I still have been told that cars other than Hwy Patrol are not allowed to pursue, does anyone have a take on this?
That is the case if say for example a Rodeo, Triton, Landcruiser, Patrol or GD's car is in pursuit of another vehicle and a Highway car joins them, then the vehicle's categorised as the least practical to pursue are retired.

Other wise if the driver of the pursuing car has a real death wish and it has been determined that it is too dangerous to the public to continue the pursuit, then Police Helicopters will take over, but by then in metro Sydney a huge operation to co-ordinate road blocks would have swung into action. So even if the Police abort the pursuit chances are you going to get caught anyway.

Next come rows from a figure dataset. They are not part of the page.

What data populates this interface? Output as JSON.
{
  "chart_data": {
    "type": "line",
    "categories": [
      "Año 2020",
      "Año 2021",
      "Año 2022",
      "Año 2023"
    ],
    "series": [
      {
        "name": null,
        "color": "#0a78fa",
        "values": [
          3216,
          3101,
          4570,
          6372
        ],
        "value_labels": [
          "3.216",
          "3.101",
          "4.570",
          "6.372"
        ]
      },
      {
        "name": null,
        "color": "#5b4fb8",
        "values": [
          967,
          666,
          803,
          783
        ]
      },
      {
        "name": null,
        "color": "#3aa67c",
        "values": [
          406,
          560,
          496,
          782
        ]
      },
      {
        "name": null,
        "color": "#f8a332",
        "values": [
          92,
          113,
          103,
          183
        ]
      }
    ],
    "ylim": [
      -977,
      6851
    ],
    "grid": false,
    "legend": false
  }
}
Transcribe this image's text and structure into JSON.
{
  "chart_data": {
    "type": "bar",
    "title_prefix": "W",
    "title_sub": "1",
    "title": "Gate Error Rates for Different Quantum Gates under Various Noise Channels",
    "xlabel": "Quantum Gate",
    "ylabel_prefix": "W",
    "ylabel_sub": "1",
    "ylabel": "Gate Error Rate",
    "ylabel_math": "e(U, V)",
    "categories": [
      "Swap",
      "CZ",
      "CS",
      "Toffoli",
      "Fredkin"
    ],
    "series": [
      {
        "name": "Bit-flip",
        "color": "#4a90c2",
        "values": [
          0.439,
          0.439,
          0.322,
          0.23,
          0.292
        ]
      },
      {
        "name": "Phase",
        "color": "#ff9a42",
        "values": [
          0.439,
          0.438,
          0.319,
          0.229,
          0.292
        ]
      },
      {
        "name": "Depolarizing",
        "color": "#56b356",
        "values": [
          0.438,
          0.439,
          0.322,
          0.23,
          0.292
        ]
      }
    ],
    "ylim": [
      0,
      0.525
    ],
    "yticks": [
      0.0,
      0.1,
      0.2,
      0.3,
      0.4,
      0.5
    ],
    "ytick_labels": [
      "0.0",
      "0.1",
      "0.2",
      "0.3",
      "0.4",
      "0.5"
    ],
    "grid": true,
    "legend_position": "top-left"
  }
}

Back on topic, the LPG cars experience trouble during high speed responses. When they are most needed. I've already explained that due to paper work constraints many cars experience cool down periods as police follow up investigations and get paperwork done at the station. Then urgent messages come over and your off racing away from the turn of the key.

From my understanding from the article in the Sun-Herald the cars need a warming up period, which they are not getting, it would be a joke to sit around warming up the gas Falc's before a urgent or high priority run.

Police need a car that doesn't need special treatment and can take abuse, this isn't blue oval bashing but reality.

Does anyone driver there e-gas BA Falcon like they've stolen it from cold?